Apple was “literally betting the company” when it introduced the iPhone, a US court heard on the first full day of a patent trial in which the US company is squaring up against Korean rival Samsung. The keenly-anticipated clash has been called the ‘patent battle of the century’ in which the competitors are suing each other for billions of dollars in damages for alleged infringements of patents used in their phones. Apple “were about to enter a field dominated by giants,” Harold McElhinny, a lawyer for Apple, told jurors at the court in San Jose, California. But its designers created a “phone the world had never seen before.” In Apple’s opening statement, jurors were shown an internal review that Samsung did of the iPhone in late 2007 in which it is described as “beautiful” and “easy to copy.” Apple is seeking more than $2.5bn (£1.6bn) in damages from Samsung, which has in turned sued Apple, according to The Telegraph.
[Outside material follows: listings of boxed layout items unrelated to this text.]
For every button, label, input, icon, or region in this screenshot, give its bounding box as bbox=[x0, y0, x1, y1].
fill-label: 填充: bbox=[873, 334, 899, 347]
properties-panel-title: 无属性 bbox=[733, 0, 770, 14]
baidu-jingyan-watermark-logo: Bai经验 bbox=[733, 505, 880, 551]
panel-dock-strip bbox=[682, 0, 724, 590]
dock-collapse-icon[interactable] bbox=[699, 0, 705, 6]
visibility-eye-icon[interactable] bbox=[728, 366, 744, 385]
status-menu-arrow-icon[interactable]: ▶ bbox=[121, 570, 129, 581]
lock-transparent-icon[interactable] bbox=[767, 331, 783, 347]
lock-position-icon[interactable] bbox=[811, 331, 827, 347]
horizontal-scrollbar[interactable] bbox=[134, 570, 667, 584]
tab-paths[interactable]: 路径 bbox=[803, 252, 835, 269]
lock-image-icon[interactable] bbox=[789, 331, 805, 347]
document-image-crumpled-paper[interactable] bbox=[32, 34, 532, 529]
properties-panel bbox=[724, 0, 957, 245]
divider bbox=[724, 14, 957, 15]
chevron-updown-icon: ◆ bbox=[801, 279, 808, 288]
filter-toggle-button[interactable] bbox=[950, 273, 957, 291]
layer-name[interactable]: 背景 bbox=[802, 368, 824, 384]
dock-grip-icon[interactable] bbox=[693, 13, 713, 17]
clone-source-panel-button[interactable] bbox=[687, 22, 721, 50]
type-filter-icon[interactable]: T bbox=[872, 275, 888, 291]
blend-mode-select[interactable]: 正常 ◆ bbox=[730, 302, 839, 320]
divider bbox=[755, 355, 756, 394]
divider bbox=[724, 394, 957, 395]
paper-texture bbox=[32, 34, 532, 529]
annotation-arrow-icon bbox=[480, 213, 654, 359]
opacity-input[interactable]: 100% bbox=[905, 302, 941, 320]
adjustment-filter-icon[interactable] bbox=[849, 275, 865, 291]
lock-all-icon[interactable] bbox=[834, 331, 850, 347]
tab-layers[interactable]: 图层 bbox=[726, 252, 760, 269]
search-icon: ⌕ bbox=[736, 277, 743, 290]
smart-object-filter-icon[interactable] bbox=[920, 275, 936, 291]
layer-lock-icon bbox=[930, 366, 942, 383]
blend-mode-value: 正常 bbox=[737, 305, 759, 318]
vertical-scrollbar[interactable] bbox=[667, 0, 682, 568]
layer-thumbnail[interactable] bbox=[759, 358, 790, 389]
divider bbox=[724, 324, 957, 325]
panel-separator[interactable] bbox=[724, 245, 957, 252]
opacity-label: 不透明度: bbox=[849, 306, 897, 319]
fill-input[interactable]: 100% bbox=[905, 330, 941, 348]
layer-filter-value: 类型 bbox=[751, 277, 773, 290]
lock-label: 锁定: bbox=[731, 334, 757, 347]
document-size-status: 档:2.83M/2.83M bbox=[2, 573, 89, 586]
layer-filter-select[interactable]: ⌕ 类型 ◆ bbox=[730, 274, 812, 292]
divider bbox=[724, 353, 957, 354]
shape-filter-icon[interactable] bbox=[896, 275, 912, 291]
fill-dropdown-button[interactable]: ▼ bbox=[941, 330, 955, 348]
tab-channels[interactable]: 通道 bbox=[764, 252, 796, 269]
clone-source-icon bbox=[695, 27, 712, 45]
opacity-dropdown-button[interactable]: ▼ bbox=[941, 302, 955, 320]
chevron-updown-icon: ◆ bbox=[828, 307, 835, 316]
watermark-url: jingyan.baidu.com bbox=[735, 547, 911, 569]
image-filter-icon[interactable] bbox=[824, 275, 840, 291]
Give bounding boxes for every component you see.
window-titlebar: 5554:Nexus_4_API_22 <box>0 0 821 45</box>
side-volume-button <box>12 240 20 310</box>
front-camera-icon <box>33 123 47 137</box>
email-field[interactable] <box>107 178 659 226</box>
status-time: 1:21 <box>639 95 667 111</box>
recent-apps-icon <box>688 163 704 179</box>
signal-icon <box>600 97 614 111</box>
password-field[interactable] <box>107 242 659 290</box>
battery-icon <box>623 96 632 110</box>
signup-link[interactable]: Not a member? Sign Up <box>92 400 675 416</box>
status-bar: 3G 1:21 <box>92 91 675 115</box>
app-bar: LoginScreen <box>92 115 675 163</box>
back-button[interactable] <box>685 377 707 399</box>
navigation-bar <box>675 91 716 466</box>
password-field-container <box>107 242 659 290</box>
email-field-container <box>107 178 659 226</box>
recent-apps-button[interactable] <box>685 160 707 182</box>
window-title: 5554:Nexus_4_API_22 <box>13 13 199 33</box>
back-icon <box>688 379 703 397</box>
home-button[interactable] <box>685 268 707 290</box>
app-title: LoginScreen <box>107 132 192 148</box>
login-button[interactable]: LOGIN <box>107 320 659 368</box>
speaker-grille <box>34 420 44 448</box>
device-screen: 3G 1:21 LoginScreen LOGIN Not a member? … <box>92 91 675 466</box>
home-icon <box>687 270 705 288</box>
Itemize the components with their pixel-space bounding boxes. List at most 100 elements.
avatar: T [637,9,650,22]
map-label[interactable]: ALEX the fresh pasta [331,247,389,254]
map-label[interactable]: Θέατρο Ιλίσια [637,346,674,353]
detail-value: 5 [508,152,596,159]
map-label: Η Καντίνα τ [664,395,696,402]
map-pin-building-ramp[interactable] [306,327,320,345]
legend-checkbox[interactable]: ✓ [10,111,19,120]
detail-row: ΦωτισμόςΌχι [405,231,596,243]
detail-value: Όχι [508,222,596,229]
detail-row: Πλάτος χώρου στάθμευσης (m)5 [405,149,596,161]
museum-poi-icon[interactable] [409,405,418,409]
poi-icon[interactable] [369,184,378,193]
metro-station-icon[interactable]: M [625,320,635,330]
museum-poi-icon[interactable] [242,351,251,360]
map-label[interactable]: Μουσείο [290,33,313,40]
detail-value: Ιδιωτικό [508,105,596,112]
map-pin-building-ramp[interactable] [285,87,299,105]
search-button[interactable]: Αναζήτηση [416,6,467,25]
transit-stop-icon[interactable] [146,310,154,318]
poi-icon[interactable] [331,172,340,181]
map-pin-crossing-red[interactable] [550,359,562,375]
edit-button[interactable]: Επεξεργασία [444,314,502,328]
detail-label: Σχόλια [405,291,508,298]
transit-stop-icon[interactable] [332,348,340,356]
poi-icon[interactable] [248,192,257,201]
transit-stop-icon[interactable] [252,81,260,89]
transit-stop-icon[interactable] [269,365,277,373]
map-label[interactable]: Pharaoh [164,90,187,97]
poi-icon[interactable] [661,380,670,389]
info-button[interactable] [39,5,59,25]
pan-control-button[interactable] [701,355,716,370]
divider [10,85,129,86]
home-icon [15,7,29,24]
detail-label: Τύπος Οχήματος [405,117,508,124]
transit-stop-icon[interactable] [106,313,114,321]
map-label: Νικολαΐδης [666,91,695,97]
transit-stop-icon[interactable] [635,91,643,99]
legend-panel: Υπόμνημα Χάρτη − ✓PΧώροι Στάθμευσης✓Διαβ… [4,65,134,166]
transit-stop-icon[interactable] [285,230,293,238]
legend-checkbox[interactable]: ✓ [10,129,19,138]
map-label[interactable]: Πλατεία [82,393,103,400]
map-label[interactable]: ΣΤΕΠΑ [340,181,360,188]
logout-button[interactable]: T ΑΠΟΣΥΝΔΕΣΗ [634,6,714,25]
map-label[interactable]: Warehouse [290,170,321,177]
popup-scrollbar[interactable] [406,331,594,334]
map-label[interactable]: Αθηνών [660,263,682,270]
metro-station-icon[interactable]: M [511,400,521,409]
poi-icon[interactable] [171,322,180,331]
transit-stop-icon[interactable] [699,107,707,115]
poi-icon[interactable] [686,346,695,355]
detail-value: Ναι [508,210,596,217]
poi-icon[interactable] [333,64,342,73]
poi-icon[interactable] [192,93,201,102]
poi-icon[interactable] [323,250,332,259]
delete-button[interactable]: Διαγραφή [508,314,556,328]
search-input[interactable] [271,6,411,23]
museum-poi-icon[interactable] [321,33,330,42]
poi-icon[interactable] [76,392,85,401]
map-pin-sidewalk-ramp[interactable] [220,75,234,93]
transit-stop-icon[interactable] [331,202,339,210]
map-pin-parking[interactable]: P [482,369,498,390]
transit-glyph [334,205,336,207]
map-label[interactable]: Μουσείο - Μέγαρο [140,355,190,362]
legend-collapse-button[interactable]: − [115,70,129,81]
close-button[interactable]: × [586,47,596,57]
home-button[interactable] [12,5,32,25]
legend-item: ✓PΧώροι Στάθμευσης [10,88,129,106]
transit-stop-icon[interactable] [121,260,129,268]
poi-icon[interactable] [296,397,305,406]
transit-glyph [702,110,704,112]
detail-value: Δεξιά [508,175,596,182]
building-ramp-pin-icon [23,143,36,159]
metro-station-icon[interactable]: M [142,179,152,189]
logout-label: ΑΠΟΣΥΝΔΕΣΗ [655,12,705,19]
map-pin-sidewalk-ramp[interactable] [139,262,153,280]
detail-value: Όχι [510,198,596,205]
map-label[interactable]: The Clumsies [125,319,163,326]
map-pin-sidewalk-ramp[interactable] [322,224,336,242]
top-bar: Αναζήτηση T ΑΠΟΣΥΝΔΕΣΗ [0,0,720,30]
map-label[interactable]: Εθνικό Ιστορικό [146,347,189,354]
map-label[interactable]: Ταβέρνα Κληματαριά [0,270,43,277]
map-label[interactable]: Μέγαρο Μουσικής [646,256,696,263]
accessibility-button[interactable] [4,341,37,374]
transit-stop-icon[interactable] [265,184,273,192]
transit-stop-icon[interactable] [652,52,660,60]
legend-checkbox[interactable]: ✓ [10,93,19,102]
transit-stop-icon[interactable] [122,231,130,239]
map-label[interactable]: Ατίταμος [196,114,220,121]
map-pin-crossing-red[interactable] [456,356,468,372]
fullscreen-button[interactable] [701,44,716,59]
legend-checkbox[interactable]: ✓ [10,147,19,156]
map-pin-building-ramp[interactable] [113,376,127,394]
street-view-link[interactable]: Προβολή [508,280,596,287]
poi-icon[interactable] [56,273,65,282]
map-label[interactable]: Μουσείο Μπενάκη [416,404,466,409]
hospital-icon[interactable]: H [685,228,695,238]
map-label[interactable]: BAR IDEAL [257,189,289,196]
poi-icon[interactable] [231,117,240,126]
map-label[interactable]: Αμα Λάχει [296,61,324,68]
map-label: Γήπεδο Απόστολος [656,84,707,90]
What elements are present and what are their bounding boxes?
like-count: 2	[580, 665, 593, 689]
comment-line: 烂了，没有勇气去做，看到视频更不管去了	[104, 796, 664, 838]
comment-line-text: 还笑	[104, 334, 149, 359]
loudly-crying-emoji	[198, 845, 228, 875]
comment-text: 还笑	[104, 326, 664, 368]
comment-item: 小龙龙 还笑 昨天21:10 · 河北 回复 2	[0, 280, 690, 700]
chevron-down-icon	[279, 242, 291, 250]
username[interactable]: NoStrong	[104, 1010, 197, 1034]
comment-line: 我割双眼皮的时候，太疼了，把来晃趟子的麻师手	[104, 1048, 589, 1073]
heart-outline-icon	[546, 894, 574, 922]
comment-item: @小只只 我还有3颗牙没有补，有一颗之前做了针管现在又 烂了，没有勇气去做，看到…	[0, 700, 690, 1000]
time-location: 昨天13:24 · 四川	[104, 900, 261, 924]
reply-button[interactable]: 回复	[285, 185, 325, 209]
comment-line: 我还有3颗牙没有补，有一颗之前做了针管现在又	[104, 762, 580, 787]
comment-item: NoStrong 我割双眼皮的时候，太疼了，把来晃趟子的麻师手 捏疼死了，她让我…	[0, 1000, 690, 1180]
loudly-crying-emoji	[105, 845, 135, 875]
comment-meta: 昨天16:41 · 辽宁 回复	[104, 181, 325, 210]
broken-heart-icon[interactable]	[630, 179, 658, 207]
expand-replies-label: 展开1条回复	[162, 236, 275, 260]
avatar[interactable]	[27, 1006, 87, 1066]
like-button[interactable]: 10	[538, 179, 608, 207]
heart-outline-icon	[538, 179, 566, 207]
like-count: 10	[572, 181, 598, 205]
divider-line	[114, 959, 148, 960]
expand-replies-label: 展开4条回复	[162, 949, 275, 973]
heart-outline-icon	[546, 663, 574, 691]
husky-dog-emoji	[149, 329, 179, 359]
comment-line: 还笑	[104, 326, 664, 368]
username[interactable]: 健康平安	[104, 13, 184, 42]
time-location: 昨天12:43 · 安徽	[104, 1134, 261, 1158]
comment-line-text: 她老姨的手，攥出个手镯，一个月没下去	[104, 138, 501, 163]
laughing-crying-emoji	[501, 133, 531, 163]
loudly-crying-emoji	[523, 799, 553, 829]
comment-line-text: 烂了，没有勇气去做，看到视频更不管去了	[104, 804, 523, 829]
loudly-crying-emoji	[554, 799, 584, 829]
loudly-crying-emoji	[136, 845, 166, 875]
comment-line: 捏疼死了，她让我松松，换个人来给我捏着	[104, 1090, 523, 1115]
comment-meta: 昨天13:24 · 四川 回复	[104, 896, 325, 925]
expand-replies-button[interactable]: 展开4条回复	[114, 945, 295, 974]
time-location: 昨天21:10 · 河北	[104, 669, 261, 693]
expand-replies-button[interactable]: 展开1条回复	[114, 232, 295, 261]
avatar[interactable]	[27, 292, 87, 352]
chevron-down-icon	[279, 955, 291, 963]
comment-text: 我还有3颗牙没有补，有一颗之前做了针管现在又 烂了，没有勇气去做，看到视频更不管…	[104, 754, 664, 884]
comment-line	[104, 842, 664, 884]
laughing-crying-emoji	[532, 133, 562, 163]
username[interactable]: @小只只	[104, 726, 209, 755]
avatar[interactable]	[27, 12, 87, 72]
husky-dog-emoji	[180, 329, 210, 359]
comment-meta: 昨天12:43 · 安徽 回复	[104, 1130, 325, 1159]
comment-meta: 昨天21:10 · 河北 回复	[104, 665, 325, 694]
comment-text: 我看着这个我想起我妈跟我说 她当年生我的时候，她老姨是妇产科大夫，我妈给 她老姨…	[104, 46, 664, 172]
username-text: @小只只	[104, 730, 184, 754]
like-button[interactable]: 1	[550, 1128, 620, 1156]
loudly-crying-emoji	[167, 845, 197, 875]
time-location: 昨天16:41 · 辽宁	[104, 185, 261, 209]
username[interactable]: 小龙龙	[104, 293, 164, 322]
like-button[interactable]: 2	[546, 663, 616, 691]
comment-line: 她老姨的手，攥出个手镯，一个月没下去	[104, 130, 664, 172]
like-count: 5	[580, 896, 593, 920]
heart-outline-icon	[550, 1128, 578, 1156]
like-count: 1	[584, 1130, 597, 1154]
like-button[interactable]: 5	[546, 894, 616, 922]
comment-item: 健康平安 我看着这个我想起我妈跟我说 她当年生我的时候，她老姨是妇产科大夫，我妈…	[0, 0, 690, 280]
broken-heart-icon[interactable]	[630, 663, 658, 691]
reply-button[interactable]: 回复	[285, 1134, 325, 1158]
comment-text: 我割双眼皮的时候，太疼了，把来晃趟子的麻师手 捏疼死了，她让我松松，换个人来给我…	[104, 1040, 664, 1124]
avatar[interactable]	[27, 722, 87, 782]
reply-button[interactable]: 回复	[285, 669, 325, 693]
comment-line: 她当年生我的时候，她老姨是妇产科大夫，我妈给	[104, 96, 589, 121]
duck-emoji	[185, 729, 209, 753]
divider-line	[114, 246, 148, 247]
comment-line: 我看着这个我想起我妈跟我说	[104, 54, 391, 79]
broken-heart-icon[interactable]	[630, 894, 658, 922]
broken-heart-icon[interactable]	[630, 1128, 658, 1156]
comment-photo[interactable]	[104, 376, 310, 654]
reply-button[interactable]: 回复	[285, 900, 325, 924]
Switzerland is facing the consequences of a vow to keep the franc weak. Figures released by the Swiss National Bank on Tuesday show that its euro holdings have ballooned in the second quarter of the year, as the bank battles haven demand from investors and struggles to maintain a ceiling of SFr1.20 against the single currency. But that strategy carries risks. One of these is that they’ll be holding an asset that’s viewed as being very poor quality says Steven Englander, foreign exchange strategist at Citigroup. Furthermore, The SNB is also creating a headache for other central banks, faced with rising demand for their currencies as Switzerland embarks on its rebalancing act. “Sweden will need to set monetary policy now with the SNB in mind,” says Mr Yu. As well, Geoffrey Kendrick, foreign currency analyst at Nomura, estimates that, even if the central bank bought no more euros, it still needs to sell SFr20bn of euros to return to the same proportion of holdings it had in the first quarter. Offloading that could push the single currency sharply lower against other big currencies such as the dollar, The Financial Times writes.
Tesco was dealt a blow yesterday after ratings agency Standard & Poor’s said it was considering cutting its credit rating and suggested that the retailer sell off businesses to cut its debt. S&P did not alter its “A-/A-2” rating – a grade that denotes an “excellent” business risk profile – but changed its outlook from “stable” to “negative” due to concerns about “weakening” profits at the supermarket giant. In January Tesco issued its first profit warning in 20 years, a shock that was blamed on UK shoppers turning their backs on its stores. “We believe that in light of currently difficult industry conditions, a trend of weakening profitability and low top-line growth will continue,” said S&P. Its analysts said Tesco boss Philip Clarke’s plans to revitalise the business by hiring more staff and revamping stores would “negatively affect its trading margins”, and added: “In our opinion, market conditions will continue to be extremely competitive, particularly in the UK, with high pricing pressure throughout the industry,” The Guardian reports.